Laine's recent retirement may have thrown a wrench in the works, no pun intended, but she's still a key element of the show's DNA. As Starsiak-Hawk reassured Decider, "She's not having to deal with any of the day-to-day stuff, but she still gets to come in and do a lot of the fun things." Laine is lucky, considering some of the stuff the team have had to deal with over the years.

The Good Bones team isn't shocked by anything anymore

Starsiak-Hawk and Laine have been in the business so long that nothing truly shocks them anymore. As Laine casually told People, "Poltergeists happen" in some of the properties they renovate. Hence why the mother-daughter duo have always refused any interference from production to create drama for the show. As they see it, there's really no need.

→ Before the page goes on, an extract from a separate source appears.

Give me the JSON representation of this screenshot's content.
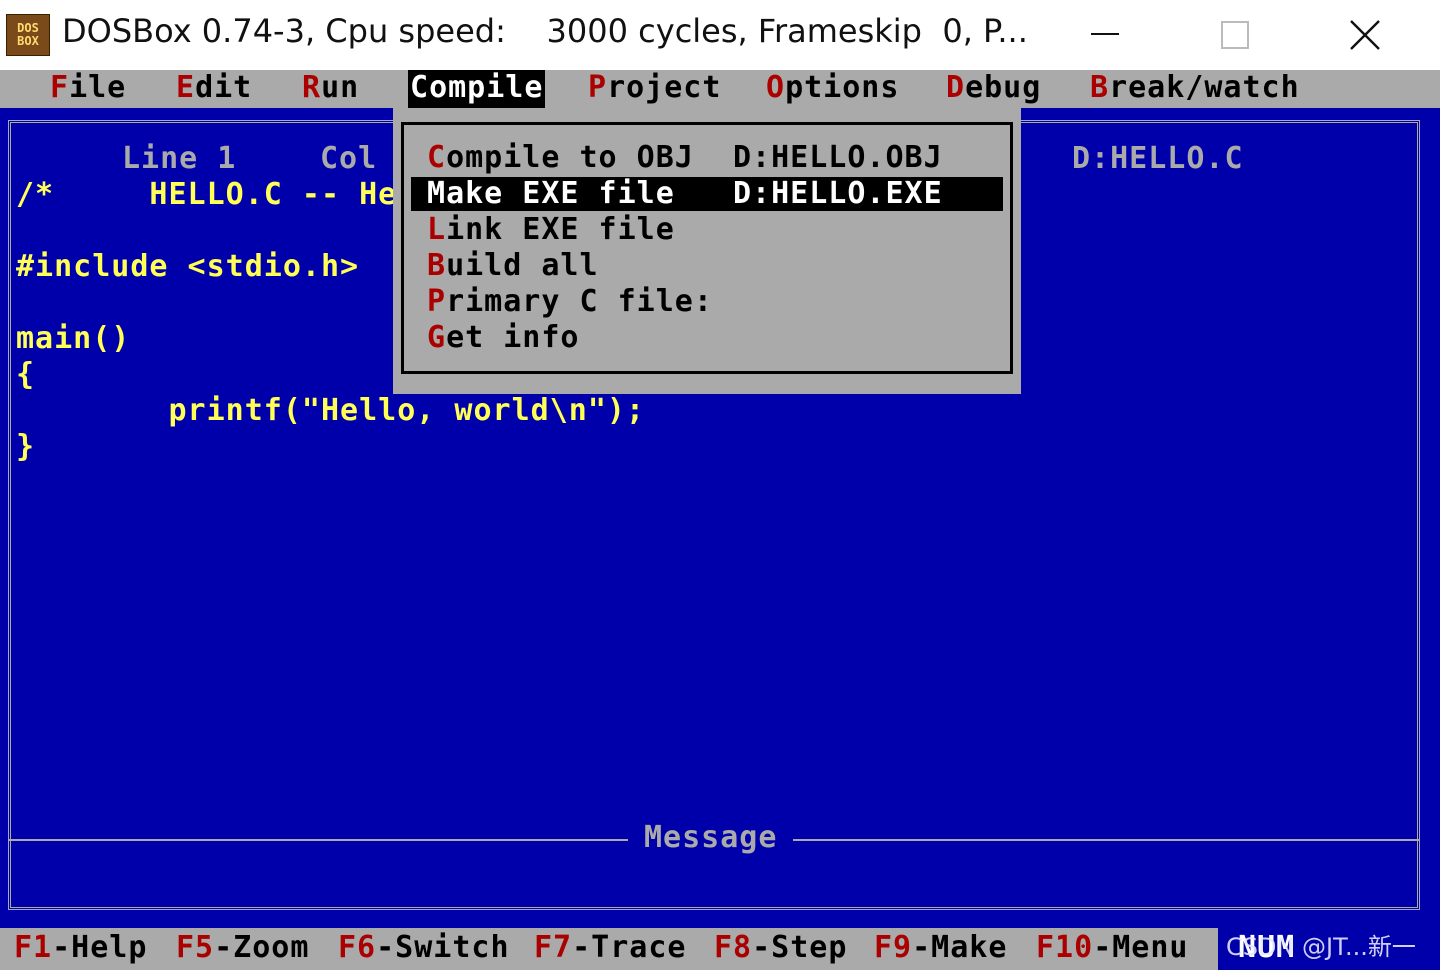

Aside from troublesome ghostly apparitions, the worst things the Good Bones stars encounter have to do with waste, in its many forms. As Starsiak-Hawk told the Indy Star, the house featured on the pilot episode of their show contained a freezer that hadn't been switched on in months. "It was full of slabs of meat. I 100 percent thought there'd be at least one frozen cat," she recalled.

Elsewhere, Starsiak-Hawk advised the most disgusting element of any house is excrement. "The houses we go in, there's so much poop. ...Human and animal poop," she deadpanned. Laine confirmed, even admitting, "We like a house that has had a fire because it's burned some of the poop." At the very least, her reduced role on Good Bones should involve significantly less dirty work.